Sheila McGee-Smith, president of consultancy McGee-Smith Analytics, predicts that the requirement will not negatively impact initial sales of IPA. "You have a built-in customer base to take this to," she says. "People already have the desktop, and [IPA] is a single net add as opposed to having to buy a lot of information technology and infrastructure communications. It's all there."
Pleasant agrees, noting the benefit of the vendor's decision to remain focused on existing customers at this time. "Interactive Intelligence isn't breaking this out to a whole new market, so the contact center customers already using the company's products can now use IPA to expand to [the] back office and other parts of the enterprise," she says. "But it's certainly not for everyone. While I think it'll differentiate itself as far as UC, people are still going to be skeptical about why Interactive Intelligence is offering this."
Staples recognizes this challenge, explaining that the onus is on his company to show the connections between a communications company and process automation. He points, however, to statistics from a June 2009 IDG Research survey, which leads him to believe Interactive Intelligence won't have to start from scratch:
-
- 37 percent of respondents reported communications technology already being incorporated into existing business process automation applications;
- 50 percent said they saw the connection between communications technology and automating business processes; and
- only 13 percent saw no relationship between UC and business process automation.

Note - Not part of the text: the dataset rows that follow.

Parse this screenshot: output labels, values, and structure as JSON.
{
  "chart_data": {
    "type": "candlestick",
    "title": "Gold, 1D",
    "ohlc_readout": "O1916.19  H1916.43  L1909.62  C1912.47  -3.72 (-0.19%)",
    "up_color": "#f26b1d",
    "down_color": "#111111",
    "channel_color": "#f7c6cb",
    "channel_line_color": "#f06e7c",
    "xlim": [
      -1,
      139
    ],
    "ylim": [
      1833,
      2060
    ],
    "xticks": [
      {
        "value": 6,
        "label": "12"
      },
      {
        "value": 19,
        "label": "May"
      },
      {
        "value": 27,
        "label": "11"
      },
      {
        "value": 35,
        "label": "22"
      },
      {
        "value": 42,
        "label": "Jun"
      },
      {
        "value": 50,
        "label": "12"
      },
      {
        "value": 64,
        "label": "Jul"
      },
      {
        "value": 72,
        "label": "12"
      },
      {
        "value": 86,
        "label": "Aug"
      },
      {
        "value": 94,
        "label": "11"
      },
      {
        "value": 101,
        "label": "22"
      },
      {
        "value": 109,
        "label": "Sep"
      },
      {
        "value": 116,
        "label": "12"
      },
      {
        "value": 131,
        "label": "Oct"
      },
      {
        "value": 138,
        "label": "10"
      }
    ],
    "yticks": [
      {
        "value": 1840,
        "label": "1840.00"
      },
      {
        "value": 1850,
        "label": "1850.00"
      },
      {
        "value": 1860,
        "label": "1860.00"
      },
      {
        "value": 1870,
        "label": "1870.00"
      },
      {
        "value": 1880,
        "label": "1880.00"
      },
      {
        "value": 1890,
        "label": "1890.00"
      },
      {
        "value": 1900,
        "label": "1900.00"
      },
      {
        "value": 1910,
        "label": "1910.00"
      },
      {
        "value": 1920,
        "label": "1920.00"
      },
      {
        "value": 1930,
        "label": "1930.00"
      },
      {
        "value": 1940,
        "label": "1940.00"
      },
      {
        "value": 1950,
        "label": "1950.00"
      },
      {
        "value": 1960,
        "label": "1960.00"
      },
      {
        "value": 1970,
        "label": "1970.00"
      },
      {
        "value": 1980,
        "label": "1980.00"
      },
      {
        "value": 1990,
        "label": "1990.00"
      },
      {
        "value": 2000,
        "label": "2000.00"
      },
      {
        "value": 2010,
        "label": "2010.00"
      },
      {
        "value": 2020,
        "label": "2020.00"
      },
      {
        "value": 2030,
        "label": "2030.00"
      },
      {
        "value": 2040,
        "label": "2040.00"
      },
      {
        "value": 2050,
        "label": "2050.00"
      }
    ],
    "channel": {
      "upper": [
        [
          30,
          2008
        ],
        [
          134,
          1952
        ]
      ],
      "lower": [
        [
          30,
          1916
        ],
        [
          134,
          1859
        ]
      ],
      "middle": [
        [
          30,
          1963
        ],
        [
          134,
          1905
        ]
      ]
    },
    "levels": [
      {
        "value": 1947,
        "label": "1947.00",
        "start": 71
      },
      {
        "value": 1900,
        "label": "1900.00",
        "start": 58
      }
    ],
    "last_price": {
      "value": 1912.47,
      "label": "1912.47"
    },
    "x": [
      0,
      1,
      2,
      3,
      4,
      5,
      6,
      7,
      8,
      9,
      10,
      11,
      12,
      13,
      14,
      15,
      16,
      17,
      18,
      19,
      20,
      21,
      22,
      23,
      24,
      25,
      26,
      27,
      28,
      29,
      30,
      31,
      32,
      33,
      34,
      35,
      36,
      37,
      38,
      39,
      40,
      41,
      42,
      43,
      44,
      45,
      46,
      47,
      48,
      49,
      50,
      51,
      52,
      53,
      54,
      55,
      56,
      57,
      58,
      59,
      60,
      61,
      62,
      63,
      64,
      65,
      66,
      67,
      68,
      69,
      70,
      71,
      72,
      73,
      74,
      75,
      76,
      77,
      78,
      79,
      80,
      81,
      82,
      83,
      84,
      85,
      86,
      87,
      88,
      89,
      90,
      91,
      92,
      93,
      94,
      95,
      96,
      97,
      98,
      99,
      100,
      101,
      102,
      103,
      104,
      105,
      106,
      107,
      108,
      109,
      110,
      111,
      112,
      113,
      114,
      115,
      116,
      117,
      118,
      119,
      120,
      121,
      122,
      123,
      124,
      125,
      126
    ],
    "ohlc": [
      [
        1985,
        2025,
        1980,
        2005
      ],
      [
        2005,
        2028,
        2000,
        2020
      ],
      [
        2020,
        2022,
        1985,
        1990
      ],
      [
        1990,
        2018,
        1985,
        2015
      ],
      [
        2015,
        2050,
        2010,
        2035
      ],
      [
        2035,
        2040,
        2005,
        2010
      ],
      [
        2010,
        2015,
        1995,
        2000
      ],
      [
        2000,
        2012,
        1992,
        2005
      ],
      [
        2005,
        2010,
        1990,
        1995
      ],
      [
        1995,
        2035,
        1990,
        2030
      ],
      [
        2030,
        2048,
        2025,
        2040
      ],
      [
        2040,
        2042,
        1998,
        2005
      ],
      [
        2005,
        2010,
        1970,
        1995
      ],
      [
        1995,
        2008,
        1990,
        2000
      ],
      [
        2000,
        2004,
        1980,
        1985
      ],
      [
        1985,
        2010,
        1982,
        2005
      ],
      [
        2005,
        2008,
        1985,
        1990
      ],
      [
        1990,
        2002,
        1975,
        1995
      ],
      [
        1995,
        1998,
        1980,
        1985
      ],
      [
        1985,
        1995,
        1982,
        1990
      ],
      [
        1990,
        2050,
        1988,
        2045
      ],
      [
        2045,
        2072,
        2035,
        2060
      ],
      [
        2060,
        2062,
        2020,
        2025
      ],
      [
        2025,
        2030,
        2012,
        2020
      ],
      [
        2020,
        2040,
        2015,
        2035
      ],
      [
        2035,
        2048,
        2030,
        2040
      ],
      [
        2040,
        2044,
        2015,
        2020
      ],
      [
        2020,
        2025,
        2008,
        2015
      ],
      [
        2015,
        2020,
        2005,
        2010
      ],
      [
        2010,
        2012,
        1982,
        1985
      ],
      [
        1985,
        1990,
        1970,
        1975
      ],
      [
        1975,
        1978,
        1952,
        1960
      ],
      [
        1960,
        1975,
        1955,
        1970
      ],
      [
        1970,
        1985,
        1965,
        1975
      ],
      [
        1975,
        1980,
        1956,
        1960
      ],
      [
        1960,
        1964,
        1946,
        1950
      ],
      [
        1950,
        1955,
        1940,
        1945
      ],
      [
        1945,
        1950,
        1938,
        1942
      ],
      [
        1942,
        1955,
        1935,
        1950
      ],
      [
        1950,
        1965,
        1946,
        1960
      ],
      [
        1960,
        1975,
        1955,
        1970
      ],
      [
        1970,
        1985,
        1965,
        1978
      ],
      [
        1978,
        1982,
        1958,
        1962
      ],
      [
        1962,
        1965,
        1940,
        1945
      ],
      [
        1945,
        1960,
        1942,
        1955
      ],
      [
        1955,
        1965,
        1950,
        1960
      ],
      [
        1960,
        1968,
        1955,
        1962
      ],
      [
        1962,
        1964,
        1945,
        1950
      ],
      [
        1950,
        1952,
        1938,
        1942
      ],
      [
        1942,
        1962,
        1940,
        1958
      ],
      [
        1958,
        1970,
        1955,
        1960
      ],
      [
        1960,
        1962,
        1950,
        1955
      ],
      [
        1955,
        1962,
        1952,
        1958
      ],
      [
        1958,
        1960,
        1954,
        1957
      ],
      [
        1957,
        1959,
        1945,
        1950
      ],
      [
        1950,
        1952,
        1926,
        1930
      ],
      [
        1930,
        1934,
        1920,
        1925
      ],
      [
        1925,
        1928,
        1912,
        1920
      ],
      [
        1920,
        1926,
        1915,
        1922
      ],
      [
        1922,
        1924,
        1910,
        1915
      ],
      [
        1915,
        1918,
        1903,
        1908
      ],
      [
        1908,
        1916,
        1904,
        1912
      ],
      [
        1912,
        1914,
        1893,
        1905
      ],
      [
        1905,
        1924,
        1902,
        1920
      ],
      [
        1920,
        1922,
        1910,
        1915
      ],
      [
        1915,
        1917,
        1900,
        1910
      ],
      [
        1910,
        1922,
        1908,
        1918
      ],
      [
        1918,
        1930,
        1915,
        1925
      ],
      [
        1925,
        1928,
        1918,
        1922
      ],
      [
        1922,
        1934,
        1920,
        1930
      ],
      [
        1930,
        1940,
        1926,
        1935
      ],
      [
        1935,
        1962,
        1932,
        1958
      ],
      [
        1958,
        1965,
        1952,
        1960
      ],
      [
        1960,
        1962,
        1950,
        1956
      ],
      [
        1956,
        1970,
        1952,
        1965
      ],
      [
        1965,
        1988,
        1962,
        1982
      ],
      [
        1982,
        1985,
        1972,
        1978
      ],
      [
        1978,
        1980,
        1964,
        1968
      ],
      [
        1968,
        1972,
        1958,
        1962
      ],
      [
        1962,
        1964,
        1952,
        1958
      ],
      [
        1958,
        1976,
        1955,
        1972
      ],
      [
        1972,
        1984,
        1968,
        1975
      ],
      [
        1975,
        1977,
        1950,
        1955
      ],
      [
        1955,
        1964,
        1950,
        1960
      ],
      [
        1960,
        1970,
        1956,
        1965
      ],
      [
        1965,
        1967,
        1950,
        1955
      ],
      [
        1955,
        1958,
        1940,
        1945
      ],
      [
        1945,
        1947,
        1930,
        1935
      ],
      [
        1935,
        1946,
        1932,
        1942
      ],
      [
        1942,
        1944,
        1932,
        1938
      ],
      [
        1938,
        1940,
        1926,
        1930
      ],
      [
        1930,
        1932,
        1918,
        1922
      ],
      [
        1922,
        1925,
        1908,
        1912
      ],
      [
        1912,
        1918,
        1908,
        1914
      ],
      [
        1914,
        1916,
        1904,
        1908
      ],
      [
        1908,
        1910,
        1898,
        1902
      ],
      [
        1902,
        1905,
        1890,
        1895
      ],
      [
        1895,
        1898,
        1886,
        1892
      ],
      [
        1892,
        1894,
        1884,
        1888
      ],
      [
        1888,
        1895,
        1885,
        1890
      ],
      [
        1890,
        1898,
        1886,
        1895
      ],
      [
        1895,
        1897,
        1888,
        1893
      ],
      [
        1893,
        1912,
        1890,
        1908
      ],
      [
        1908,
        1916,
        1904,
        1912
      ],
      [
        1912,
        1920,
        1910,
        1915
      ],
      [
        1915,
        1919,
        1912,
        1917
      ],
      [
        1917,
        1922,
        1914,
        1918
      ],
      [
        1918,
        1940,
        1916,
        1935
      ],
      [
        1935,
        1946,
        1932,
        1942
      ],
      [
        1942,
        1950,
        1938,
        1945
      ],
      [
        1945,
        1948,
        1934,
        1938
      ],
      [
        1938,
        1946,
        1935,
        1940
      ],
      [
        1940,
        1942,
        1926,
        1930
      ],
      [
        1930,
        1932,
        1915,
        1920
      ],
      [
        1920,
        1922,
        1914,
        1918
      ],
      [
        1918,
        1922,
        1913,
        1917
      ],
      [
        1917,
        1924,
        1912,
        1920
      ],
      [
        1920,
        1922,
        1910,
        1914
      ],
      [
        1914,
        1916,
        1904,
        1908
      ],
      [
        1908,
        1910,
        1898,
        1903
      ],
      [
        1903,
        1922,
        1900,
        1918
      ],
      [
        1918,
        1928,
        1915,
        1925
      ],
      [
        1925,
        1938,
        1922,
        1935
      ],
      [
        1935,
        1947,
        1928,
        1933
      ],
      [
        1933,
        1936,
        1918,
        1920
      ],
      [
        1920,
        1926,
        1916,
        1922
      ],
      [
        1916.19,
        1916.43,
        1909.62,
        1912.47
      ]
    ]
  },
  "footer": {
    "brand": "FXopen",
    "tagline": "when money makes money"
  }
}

A final challenge, according to both analysts, is one of definition. Is Interactive Intelligence's new offering an example of UC, communications-enabled business process (CEBP), or something entirely different?
"When I think of IPA, the first thing I think of is not UC," McGee-Smith insists. "It's adding a CRM-light type of application as an add-on to the Interaction Center suite, and the fact that [IPA] is part of it, it is completely communications-enabled. It's an extension of contact center operations, and that's a good thing -- there's a definitive market to sell it into."
Pleasant explains that a very important distinction must be set from the get-go: IPA is more than CEBP. "It's not just communications-enabling the business processes, it's automating them -- and they're really providing the tools to make that happen," she says. "It will be confusing to the market because everyone will initially compare it to other people's CEBP capabilities. So Interactive Intelligence will have a difficult task in really explaining every time what it is they're doing — and why it is, in fact, different."